Mark Langridge, 47, said he donated his sperm as an 'act of kindness' to help two lesbian friends have children.
But 13 years later, his generosity has come back to haunt him after he received a letter from the Child upport Agnecy insisting he has to pay £26 to support the kids he hasn't actually set eyes on in eight years.
Mark, from Essex, who was not named on the birth certificates of the two children, says he cannot afford the payments, which will add up to £8,000 before both children reach adulthood.
He has been in a relationship with his partner Shaun Keeble, 37, for 17 years.
"Me and Shaun were not interested in having children of our own," he said.
"When the idea [of donating sperm] was suggested, we thought it sounded like a lovely thing to do. What could be the harm in helping somebody make their dreams come true? But the last few months have been a complete nightmare.
"I feel as if I am the victim of a state-sponsored blackmail plot ... It was purely an act of kindness on my part and now I am being made to pay."
Mark and Shaun met the women in a gay nightclub in Southend in 1997, and became good friends. When one of the women revealed she was desperate to have children Mark agreed to help, as long as there were no strings attached.
"I did not ask for anything to be documented legally and with hindsight perhaps I should have done," he said.

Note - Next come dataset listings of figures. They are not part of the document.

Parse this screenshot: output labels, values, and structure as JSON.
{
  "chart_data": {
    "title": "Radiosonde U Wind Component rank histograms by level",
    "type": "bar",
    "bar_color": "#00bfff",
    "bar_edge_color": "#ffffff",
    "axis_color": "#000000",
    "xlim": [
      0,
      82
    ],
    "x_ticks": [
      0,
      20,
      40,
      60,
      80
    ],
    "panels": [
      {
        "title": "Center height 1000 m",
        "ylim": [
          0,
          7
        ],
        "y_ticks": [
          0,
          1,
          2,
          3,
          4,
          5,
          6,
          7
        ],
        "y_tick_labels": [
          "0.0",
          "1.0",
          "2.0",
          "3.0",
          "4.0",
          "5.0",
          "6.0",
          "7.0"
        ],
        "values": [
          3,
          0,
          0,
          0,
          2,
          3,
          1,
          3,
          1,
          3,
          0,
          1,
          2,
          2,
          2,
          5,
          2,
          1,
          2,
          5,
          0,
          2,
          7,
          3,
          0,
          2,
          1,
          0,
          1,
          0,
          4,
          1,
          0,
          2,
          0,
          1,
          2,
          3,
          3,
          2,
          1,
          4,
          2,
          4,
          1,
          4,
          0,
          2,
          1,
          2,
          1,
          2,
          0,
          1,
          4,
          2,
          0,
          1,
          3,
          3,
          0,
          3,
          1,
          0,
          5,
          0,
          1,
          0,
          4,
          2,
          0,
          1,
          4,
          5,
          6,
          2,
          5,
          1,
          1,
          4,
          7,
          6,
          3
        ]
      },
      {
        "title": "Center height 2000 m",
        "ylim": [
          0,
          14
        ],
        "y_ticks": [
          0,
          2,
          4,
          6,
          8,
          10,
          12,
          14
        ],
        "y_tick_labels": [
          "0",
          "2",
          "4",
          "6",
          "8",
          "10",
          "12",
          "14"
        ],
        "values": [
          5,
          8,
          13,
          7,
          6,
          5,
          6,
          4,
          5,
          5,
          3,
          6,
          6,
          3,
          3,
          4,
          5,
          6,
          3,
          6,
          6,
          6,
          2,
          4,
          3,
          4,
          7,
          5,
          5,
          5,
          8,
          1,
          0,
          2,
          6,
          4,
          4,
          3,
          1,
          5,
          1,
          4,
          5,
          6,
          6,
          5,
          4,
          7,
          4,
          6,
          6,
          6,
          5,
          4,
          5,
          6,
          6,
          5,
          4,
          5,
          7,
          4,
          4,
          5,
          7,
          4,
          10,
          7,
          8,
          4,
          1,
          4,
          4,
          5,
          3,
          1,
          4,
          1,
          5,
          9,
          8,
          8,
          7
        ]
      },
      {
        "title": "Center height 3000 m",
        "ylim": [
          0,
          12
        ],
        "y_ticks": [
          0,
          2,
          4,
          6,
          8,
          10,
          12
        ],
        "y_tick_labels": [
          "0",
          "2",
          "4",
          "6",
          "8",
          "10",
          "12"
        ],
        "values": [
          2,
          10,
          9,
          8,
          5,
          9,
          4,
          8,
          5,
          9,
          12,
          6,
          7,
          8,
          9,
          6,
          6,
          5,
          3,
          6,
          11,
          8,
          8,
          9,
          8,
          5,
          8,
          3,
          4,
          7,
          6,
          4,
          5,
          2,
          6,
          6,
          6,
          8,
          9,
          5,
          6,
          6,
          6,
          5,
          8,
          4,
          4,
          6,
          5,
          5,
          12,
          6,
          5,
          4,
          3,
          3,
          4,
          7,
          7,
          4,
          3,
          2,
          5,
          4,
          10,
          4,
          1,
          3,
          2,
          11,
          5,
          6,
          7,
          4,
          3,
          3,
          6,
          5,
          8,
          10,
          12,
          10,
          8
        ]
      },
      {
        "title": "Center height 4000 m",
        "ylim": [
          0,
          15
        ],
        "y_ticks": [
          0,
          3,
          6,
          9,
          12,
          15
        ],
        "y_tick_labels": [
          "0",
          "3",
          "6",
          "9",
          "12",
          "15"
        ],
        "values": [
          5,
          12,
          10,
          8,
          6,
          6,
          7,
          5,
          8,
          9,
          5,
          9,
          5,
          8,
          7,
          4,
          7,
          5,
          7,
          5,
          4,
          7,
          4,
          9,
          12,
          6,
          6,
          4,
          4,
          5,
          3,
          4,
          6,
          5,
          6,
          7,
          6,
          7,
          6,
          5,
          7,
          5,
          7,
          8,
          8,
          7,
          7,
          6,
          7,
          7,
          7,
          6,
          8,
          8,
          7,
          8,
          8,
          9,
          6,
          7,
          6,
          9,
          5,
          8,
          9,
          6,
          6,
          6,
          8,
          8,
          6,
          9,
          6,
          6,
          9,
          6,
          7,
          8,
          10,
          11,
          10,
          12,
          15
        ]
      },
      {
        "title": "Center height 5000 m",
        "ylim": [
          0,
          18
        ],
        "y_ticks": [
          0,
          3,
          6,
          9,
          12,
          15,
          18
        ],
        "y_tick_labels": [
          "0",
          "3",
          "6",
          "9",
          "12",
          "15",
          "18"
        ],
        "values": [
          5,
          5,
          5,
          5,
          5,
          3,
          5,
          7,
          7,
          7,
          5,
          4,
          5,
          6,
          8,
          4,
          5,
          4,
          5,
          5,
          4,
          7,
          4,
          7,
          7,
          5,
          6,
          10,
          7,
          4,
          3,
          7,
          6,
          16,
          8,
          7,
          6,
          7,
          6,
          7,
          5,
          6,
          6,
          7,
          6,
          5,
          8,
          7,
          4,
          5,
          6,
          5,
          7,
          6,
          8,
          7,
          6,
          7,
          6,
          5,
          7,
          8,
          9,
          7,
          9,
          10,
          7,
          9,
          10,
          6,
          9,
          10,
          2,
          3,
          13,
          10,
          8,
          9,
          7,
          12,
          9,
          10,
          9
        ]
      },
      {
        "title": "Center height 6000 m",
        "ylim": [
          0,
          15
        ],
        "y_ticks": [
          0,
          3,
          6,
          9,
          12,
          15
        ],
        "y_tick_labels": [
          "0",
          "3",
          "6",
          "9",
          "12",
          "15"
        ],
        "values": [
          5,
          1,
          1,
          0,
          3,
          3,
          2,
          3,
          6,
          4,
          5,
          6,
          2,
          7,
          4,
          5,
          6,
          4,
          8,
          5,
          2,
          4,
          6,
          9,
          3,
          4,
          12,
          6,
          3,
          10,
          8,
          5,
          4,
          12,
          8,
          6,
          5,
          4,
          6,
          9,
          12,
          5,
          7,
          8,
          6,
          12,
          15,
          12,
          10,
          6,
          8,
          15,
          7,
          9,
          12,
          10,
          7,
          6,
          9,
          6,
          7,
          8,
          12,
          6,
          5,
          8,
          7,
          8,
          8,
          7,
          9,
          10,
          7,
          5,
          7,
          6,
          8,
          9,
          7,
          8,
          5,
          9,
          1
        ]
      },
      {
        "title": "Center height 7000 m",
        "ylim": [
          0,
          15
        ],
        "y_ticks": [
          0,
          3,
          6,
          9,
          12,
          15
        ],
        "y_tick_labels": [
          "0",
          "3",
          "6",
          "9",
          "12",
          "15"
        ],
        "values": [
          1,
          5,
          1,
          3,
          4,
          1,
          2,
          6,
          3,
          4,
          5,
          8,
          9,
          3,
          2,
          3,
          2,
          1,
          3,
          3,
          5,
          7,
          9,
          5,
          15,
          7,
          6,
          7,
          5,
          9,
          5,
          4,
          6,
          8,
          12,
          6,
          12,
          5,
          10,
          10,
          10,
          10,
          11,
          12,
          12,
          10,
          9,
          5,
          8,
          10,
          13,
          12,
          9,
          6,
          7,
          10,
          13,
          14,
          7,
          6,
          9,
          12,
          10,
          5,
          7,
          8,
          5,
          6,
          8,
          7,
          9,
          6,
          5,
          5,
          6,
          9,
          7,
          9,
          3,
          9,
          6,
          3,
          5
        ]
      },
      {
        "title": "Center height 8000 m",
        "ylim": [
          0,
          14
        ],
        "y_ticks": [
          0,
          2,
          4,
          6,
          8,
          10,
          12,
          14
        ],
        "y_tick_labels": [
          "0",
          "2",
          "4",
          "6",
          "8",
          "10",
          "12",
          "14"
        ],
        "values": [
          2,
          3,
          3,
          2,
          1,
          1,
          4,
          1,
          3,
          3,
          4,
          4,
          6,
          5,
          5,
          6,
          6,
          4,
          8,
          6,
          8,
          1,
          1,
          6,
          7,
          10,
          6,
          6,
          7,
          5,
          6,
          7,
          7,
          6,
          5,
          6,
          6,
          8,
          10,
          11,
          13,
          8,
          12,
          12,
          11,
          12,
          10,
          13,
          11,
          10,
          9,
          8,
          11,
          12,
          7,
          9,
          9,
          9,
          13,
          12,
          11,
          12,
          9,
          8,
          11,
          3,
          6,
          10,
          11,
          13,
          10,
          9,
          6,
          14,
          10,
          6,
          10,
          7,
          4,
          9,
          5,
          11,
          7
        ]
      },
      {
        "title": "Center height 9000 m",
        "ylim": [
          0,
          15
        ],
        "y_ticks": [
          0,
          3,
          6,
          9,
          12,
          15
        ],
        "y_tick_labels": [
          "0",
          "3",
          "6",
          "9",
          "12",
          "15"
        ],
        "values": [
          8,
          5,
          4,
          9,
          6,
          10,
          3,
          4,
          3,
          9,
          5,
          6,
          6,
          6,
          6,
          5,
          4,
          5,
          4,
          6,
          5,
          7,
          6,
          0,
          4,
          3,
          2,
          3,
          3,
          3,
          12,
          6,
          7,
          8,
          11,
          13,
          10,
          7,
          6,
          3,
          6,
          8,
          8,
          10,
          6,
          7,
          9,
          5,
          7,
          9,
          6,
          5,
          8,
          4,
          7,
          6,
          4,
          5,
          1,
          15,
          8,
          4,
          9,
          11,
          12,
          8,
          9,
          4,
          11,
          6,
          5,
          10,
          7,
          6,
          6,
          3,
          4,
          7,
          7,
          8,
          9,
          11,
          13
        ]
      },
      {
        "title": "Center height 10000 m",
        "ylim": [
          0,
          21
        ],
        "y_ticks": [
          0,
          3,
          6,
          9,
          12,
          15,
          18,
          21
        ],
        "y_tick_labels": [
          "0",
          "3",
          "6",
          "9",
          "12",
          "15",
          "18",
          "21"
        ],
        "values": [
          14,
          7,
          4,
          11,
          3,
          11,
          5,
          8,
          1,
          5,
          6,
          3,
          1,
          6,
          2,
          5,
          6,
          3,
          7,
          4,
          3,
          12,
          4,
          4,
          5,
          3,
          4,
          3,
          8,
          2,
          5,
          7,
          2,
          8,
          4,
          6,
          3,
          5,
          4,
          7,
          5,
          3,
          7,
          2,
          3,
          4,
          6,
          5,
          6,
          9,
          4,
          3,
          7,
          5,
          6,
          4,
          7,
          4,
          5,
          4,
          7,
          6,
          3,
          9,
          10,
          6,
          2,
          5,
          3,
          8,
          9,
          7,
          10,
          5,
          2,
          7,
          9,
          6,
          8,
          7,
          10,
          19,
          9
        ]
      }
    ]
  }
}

After the birth of a baby girl in late 1998, Mark was asked to donate again – and a second girl was born in 2000.
When the children were young, Mark remained in touch with the mother, and saw the girls at social events.
He said he was surprised when introduced as their father and later advised the children to ask their mother to explain the facts of their birth.
The two couples eventually drifted apart, and apart from occasional letters from the girls Mark has had no contact with the family since 2004.
In the intervening years the lesbian couple separated, leaving the biological mother with both children. She has since started claiming benefits from the State.
Mark said the biological mother's former partner continues to live near the former family home and sees the girls at weekends – but is not being chased for child support.
He stressed that he made sure the couple had the funds to bring up children before he donated his sperm.
The CSA said that if Mr Langridge had used an official sperm donation centre he would not have to pay child support – but informal arrangements are not covered by the law. Mark argues that the rules should be changed.
The mother of the children said: "It's all being dealt with at the moment and I don't want to comment."